28. Aucune des parties n’allègue l’existence d’un plan de cession, de sorte qu’il y a lieu d’examiner la légitimité du refus exprimé par M. [R] [N] au plan qui lui a été proposé, exclusivement au regard de la situation qui serait la sienne, si tous les actifs de la SAS I2A étaient vendus dans le cadre d’une liquidation judiciaire.
29. Il ressort du rapport de valorisation, remis le 21 juillet 2025 par le cabinet Arthaud & Associés désigné par le juge-commissaire, que la valeur d’entreprise de la SAS I2A s’établirait à la somme de 2 600 000 euros en cas de plan de cession, et dans une fourchette de 1 700 000 euros à 2 100 000 euros en cas de cession d’actifs isolés (liquidation judiciaire), et que, sur cette base, les classes de créanciers chirographaires ne percevraient aucun désintéressement en situation de cession ou liquidative.
30. M. [R] [N] se borne à proposer un plan concurrent de celui proposé par les organes de la procédure, dont la réalisation est hypothétique au regard des perspectives économiques requises pour son application ; il ne rapporte pas la preuve de sa pertinence au regard de la situation qui serait la sienne en cas de liquidation judiciaire, c’est-à-dire l’absence totale de paiement de sa créance.

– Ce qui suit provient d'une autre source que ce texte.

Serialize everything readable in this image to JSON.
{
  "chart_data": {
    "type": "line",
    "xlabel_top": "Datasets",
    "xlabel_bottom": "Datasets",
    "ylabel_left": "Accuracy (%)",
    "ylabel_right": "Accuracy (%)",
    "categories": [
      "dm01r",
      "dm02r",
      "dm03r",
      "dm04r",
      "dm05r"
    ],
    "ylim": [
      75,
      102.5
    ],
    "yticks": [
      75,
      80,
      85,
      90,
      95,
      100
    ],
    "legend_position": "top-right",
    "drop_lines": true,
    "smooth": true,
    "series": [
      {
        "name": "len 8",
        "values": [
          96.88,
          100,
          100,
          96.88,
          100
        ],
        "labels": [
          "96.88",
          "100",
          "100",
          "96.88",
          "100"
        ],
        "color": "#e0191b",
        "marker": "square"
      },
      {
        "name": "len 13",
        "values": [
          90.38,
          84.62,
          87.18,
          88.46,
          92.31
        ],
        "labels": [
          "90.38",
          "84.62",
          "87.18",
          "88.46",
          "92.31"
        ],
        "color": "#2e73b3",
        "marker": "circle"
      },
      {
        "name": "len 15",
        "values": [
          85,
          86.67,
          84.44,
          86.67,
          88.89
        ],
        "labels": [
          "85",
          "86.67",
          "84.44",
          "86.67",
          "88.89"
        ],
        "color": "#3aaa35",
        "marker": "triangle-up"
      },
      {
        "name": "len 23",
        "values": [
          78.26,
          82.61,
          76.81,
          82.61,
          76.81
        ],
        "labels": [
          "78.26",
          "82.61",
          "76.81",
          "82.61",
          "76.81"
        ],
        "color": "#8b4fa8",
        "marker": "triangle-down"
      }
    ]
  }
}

31. Son recours sur le fondement du 4°, de l’article L. 626-31 du code de commerce ne peut dès lors prospérer.
Le jugement déféré sera confirmé.
PAR CES MOTIFS
La cour,
Déclare recevable l’appel formé,
Confirme le jugement déféré en toutes ses dispositions,
Condamne M. [R] [N] aux dépens d’appel,
En application de l’article 700 du code de procédure civile, rejette la demande de M. [R] [N], et le condamne à payer à la SAS Intelligence Artificielle Applications I2A la somme de 4 000 € et à la SELARL FHBX, prise en la personne de Me [U] [Z], ès qualités d’administrateur judiciaire de la SAS Intelligence Artificielle Applications I2A et à la SELARL Bleu Sud, prise en la personne de Me [J] [G], ès qualités de mandataire de cette même société, ensemble, la somme de 4 000 euros.